As a nursing practitioner, it is necessary to understand the nuances of antimicrobial therapy, as well as the differences between viral and bacterial infections. In the following, the differing categories of antimicrobial agents will be stated and defined. Furthermore, the vital differences between viral and bacterial infections will be elucidated. Finally, the importance of differentiating between viral and bacterial infections in an antimicrobial agent prescription will be explained. The ability to treat viral and bacterial infections is greatly increased with the help of antimicrobial agents, but it is crucial to properly identify the type of infection before prescribing treatment.
Categories of Antimicrobial Agents
There are many different kinds of antimicrobial agents, depending on the particular microbe type targeted by the drug. These include penicillins, beta-lactam inhibitors, first/second/third/fourth-generation cephalosporins, monobactams, carbapenems, fluoroquinolones, macrolides, aminoglycosides, tetracyclines, glycylcyclines, sulfonamides, glycopeptides, oxazolidinones, lipopeptides, streptogramins, antianaerobic agents, and other miscellaneous agents (Arcangelo & Peterson 2011, pp. 98-99). Penicillins are utilized in order to increase resistance to beta-lactam receptors in cells. Antimicrobial agents, in essence, can be antibacterial, antifungal, antiviral or antiparasitic (Friefeld et al., 2011). Antibiotics target synthesis of the cell wall, metabolism, nucleic acids, and more, while antiviral drugs block the entry and attachment of viruses to cells (Friefeld et al., 2011). Another potential antimicrobial is polyphenol, which acts as an antimicrobial agent, inhibiting the factors that promote spreading of disease and increasing resistance to the disease through its antioxidant properties (Daglia, 2012).
Viral and Bacterial Infections
In order to properly use and administer antimicrobial agents, it is crucial to understand the differences between viral and bacterial infections. Viral infections are caused by viruses, which are essentially protein coats holding strings of nucleic acids, instead of the whole organisms that comprise bacteria. Many times, viral infections will go away on their own, such as the common cold or influenza, and are easily detected. Many upper respiratory infections (URIs) can go away within 14 days. Viruses are more likely to cause infection, due to their ability to easily attach to cells. Antiviral drugs simply inhibit the development of a virus instead of actually destroying the pathogen they are targeting (Freifeld et al., 2011).
Bacterial infections are caused by bacteria, single-celled organisms that can operate independently of human interaction or harm. Bacteria can survive in a variety of environments and temperatures, and often do no harm to a human host. Bacteria can reproduce on their own, and in more extreme conditions, they can exacerbate the symptoms of a viral infection if they are a secondary infection (Freifeld et al., 2011). Examples of bacterial infections include ear infections, pneumonia, and sinusitis. In these cases, more specific antimicrobials must typically be administered to address symptoms and eliminate the infection. Antibacterial agents are normally considered of low risk to humans, and their chief role is to kill the bacteria in question, as well as inhibit its growth (Freifeld et al., 2011).
Importance of Viral/Bacterial Infection Identification When engaging in the selection of the proper antimicrobial agent, it is absolutely vital that nurse practitioners be able to properly identify and select the correct agent for the problem at hand. Determining the correct type of infection will permit the more accurate type and dosage of antimicrobial agent to be administered (Abbo et al., 2012). Furthermore, resistance to the agent itself will increase if incorrectly given; strict and accurate stewardship must be given over antimicrobial agents available to ensure that they are not utilized without careful physician supervision.

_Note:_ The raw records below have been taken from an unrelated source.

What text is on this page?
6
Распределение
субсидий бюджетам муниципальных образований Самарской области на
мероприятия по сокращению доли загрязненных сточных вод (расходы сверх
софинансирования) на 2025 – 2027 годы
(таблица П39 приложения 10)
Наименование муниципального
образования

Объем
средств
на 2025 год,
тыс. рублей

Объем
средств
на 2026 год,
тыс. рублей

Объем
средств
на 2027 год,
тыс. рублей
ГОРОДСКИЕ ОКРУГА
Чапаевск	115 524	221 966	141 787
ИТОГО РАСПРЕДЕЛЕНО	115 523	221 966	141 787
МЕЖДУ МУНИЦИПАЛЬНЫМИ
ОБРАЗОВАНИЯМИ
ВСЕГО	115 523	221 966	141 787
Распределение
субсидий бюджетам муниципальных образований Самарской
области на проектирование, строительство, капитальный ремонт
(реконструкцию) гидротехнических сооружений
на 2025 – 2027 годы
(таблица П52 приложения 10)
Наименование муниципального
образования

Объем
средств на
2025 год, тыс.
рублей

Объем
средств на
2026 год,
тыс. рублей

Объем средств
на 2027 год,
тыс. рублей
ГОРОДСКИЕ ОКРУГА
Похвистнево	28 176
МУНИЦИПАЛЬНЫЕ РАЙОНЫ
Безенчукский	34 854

There are several ways in which to make antibiotic use as effective as possible. Formulatory restrictions must be put in place to ensure proper administration of agents, as well as evidence-based prescribing to guide treatment (Arcangelo & Peterson, p. 117). Doses must be optimized for maximum effectiveness, and must be de-escalated along the most appropriate schedule for the client. Care must be taken not to confuse antivirals with antibacterial agents, as they serve fundamentally different functions, and so their mechanism of action is different (Abbo et al., 2012). In the case of a fever or neutropenia, it is advised to start the patient with a penicillin or other beta-lactam inhibitor to start and observe for changes. By working up as symptoms are addressed, nurses have the ability to adjust dosages and regimens as required by the demands of the patient’s condition (Abbo et al., 2012). Without the proper identification of a viral or bacterial infection, the incorrect antimicrobial agent is not selected, which provides little to no assistance in building resistance to the organism. Additionally, it provides a weakened ability for the body to fight the infection with an incorrect agent (Friefeld et al., 2011).
Several different major categories of antimicrobial agents have been identified, including penicillins, cephalosporins, fluoroquinolones, etc. While bacterial infections can last longer in a patient and consist of single-celled organisms, viruses allow for greater binding to cells and are much easier to contract in patients. When administering antimicrobial treatment to a patient, it is crucial to determine the specific viral or bacterial organism that is contained within a patient in order to find the proper antimicrobial agent.